Yes, my question (and my answer) are about how hard a problem technical alignment is; and as I discuss in it, it’s assuming that, at the moment, the best path to primarily work on is on how to align LLMs, for three reasons: because ASI will probably happen sooner if it happens via LLMs than via some other architecture, because if our ASI isn’t LLM-based or LLM-like it may well still contain an LLM as a subcomponent or I/O device (or at least something that was trained via distilling information and behavior from humans using SGD), and because it’s generally more productive to work on something that already exists than something still mostly hypothetical. I’m glad there are people like Steven Byrnes working on other approaches to aligning other sorts of ASI, having a range of bets is good, but I think for now putting the bulk of our effort into aligning LLMs makes sense.
This should probably be a recurring question, ala the Open Threads LW moderators make, but to put it in a short sentence, alignment has gotten easier, but humanity has gotten more incompetent and is unwilling to pay large costs for safety.
The reason I say alignment has gotten easier is that we have slowly started to realize that the original goal needed to be revised in part by lowering the capability target.
One of the insights of AI control is that we (probably) don’t actually need to consider aligning super-intelligences in the limit of technological development, or anywhere close to that, and that the first AIs that are both massively useful and pose non-negligible risk of AI takeover are able to be controlled in a way that doesn’t depend on AI alignment working.

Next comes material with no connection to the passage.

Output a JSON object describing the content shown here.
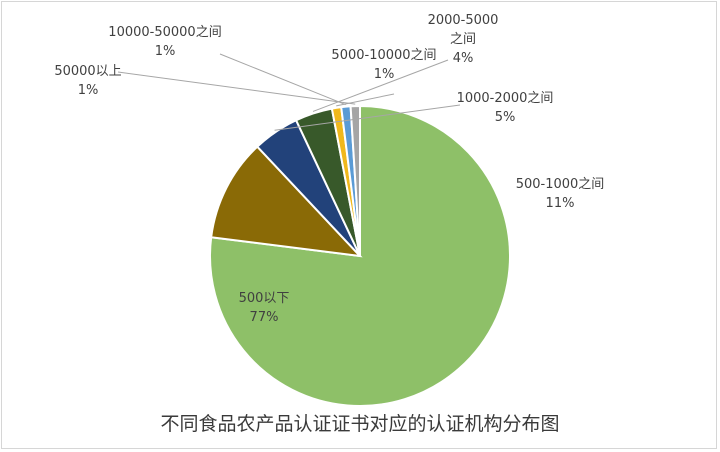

To be clear, it’s still quite daunting as a challenge and AI companies/governments have started to be more reckless in AI deployment/progress, so it’s still easy for misalignment to occur, especially if we get more unfavorable paradigms (neuralese actually working would be the big one here, but even more prosaic continual learning/long-term memory could be a big problem for AI alignment)
My median/modal expectation conditional on AI being able to automate all of AI R&D is that we implement half-baked control/alignment, and things are very messy and lots of balls are dropped, but we ultimately survive the ordeal based on cheap strategies like satiating AI preferences working, but that we incur a terrifying amount of risk (as in for example taking on 1-5%, or even 10-90% risk of AI takeover) while attempting to solve AI alignment.
I have a long, detailed, opinionated answer, which I have published as a separate post (since one of my draft readers persuaded me that some readers skip Question posts, since they don’t expect to find long, extensively-researched answers).
You should probably also go read Evan Hubinger’s excellent post Alignment remains a hard, unsolved problem, for his recent take on this question.
Eliezer Yudkowski and Nate Soares’ bestselling book If Anyone Builds It, Everyone Dies is also an attempt to answer this question, aimed primarily at a lay audience.